HisArpy
Loose canon extraordinair
- Joined
- Jul 30, 2016
- Posts
- 44,573
Walkable cities are much more friendly to the handicapped. With accommodations like curb cuts, people in electric wheel chairs can get around on their own. Not to mention people with visual impairments or brain injuries who can’t safety drive a car.
There's a book out there which I read when I was young - Follow my Leader. It's about a boy who lost his sight in an accident and gets a seeing eye dog.
While at a school for the blind he was shown a protrusion on a stone fireplace and warned that it's at his face level so he needs to be careful. He asked why it wasn't padded.
The reply is that the world can't be built around his handicap, he must learn to adapt to the world as it exists and that his safety and health are his responsibility.
The point to this analogy in this discussion is that curb cuts and other aids for the handicapped aren't supposed to replace the real world, they're to assist the handicapped and help them adapt so they can live in the real world.
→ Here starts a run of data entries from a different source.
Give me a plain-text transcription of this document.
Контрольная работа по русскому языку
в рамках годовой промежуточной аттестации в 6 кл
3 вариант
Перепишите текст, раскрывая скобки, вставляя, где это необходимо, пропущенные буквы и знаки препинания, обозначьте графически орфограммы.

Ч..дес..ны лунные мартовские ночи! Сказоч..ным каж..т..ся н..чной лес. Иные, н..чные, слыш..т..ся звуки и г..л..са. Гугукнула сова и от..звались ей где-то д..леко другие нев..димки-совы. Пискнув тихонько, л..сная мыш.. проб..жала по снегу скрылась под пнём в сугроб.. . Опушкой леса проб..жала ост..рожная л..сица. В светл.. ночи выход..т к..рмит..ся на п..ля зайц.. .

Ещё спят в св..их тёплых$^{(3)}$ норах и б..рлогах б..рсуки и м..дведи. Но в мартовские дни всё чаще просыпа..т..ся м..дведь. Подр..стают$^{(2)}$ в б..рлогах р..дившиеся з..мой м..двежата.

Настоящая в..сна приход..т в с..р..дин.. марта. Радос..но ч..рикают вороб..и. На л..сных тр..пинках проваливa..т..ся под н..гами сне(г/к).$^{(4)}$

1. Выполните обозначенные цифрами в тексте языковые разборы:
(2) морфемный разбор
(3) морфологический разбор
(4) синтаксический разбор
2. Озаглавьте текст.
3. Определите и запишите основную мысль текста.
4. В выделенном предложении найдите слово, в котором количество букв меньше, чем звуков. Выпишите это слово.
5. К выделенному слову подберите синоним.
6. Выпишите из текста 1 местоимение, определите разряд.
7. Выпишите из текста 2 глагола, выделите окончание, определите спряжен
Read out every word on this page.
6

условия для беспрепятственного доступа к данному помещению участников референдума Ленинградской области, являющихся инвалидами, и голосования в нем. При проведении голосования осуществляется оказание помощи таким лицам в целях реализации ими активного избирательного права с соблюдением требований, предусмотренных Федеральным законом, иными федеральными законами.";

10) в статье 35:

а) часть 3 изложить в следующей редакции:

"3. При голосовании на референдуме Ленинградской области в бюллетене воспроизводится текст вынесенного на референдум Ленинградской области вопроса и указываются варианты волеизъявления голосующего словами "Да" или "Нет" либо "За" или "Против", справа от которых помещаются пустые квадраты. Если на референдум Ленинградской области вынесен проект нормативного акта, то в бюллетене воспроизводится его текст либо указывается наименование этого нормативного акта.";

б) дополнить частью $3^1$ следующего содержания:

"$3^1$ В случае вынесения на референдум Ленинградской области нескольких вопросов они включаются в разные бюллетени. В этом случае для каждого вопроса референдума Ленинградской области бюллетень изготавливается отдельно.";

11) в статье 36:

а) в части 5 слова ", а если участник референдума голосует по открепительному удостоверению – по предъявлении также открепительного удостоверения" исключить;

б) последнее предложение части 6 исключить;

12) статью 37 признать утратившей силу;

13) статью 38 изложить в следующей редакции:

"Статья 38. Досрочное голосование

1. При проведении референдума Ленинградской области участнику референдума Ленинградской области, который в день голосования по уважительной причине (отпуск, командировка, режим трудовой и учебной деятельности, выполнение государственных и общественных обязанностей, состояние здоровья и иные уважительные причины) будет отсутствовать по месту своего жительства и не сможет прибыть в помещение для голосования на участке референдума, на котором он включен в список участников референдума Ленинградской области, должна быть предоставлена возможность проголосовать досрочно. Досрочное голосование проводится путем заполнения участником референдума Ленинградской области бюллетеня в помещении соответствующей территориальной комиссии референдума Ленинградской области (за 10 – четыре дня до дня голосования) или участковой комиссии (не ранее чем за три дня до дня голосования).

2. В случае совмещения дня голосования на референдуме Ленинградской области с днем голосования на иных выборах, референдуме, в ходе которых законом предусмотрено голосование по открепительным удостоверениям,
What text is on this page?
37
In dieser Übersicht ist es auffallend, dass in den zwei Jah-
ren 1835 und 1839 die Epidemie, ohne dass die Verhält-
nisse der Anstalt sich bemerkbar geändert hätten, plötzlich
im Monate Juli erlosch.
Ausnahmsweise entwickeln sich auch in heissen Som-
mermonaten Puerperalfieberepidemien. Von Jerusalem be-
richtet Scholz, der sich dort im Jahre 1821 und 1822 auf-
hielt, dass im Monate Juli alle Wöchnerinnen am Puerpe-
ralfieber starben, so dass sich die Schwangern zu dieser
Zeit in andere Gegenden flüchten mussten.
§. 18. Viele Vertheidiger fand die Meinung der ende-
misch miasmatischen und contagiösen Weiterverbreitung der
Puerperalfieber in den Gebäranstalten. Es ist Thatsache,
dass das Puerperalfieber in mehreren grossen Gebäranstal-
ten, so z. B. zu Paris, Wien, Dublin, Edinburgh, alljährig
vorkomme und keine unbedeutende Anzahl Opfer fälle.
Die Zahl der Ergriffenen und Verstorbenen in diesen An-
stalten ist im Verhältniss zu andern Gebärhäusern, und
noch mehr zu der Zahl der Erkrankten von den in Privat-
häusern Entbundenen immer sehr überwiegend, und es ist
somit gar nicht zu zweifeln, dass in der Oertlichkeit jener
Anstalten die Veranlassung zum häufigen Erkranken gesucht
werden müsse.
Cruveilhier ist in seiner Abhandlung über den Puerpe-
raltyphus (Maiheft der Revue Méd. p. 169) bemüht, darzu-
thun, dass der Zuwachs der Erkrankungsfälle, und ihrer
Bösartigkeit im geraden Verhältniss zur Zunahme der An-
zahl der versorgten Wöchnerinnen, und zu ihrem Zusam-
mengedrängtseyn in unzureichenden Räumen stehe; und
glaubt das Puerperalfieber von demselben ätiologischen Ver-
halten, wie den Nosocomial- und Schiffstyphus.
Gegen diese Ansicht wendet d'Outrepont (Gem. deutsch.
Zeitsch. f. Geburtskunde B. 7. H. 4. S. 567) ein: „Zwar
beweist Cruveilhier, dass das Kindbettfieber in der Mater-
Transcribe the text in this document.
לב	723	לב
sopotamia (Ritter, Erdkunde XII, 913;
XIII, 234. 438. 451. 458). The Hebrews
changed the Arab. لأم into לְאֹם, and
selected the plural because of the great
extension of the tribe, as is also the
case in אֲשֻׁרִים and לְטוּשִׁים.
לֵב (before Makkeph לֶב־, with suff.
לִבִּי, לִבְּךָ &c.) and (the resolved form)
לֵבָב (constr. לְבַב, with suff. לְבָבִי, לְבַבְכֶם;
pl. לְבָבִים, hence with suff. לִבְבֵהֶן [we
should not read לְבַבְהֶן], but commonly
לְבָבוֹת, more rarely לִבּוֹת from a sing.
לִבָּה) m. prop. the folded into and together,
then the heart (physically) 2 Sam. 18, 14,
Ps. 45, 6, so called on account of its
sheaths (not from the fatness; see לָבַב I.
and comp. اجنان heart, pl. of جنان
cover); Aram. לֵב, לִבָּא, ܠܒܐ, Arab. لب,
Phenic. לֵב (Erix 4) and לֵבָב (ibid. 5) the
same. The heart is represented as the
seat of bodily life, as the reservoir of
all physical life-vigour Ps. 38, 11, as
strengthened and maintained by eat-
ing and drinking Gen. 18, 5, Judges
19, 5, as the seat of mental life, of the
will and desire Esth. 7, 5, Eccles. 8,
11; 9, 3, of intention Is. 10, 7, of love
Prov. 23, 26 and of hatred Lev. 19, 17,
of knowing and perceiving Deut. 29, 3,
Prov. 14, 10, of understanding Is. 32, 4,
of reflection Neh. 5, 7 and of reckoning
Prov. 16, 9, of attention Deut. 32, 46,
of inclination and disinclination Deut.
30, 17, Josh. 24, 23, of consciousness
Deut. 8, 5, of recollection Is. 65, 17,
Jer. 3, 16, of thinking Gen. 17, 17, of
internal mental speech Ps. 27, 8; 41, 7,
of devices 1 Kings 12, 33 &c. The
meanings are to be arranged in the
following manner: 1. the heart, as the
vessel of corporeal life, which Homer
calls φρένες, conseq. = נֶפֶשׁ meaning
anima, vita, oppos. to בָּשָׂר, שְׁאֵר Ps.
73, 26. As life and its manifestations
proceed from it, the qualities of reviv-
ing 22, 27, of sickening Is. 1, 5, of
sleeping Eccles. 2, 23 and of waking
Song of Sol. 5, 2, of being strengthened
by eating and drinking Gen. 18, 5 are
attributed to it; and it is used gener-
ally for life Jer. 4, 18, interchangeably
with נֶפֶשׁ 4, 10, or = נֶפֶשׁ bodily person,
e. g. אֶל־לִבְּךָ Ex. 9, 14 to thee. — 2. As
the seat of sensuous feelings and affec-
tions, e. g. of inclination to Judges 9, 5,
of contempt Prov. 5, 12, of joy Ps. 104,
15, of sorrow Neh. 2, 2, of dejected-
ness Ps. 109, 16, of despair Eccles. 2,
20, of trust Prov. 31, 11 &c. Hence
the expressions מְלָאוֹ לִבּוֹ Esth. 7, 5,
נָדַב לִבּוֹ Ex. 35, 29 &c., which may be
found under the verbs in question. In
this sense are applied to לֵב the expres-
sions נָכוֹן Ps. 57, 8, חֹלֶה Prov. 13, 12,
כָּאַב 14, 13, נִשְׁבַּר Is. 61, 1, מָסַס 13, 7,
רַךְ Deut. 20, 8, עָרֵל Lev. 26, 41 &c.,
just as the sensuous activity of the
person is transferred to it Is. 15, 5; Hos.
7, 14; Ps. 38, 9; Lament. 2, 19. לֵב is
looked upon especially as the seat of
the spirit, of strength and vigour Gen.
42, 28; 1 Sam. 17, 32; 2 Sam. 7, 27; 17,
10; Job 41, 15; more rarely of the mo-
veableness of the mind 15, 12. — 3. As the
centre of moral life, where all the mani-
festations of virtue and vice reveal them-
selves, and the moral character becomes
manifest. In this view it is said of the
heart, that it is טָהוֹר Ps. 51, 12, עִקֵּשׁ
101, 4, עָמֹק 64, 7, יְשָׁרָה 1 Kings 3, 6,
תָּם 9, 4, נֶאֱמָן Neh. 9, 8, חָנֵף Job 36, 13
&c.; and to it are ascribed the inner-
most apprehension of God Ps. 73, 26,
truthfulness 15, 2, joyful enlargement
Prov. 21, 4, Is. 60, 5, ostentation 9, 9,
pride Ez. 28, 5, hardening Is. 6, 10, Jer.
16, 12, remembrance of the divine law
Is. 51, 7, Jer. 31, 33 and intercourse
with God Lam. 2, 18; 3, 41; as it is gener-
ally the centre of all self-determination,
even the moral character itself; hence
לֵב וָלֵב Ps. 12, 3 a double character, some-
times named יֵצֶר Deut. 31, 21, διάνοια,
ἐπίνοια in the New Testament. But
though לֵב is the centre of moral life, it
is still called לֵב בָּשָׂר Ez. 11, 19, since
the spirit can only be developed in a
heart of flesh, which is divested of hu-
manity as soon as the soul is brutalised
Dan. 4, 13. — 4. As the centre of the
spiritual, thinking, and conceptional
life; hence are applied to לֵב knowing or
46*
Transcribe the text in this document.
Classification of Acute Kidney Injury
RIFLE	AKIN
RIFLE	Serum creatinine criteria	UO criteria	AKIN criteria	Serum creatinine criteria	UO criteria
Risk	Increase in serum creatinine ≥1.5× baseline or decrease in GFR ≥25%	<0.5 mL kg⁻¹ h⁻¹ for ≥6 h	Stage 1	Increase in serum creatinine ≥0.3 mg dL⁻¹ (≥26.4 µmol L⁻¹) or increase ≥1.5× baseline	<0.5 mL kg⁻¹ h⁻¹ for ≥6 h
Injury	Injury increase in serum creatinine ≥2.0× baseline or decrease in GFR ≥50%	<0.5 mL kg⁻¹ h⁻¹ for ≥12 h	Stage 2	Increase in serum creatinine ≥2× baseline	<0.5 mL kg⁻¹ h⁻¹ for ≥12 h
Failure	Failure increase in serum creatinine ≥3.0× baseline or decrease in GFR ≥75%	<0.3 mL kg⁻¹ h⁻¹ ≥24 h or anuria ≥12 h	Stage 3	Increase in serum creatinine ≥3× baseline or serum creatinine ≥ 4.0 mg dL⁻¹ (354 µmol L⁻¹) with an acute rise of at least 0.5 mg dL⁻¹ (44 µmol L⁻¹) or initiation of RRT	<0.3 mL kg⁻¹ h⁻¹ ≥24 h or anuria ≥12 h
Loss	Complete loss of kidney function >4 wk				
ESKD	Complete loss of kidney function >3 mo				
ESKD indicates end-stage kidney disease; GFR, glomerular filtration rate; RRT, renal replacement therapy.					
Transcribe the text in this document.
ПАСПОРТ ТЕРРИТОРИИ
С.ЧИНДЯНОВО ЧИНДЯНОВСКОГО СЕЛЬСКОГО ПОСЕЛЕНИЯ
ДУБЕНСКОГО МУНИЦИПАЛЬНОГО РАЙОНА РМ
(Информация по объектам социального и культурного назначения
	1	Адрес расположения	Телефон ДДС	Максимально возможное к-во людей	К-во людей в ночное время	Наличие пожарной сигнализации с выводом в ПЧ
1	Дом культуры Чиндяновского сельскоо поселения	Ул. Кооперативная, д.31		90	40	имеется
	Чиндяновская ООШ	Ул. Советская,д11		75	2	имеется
Making all of mankind live/work/play at the level of the least common denominator reduces all of us instead of lifting anyone. Your 15 minute city attempts to put everyone into the same box as if we are all nothing more than a single individual with equal needs/wants/desires. This is the flaw in "equity" because we are not all the same.
We do not change the world so that we are only equal to the least of us. Instead we should strive to change the world so that the least of us are as great as the rest.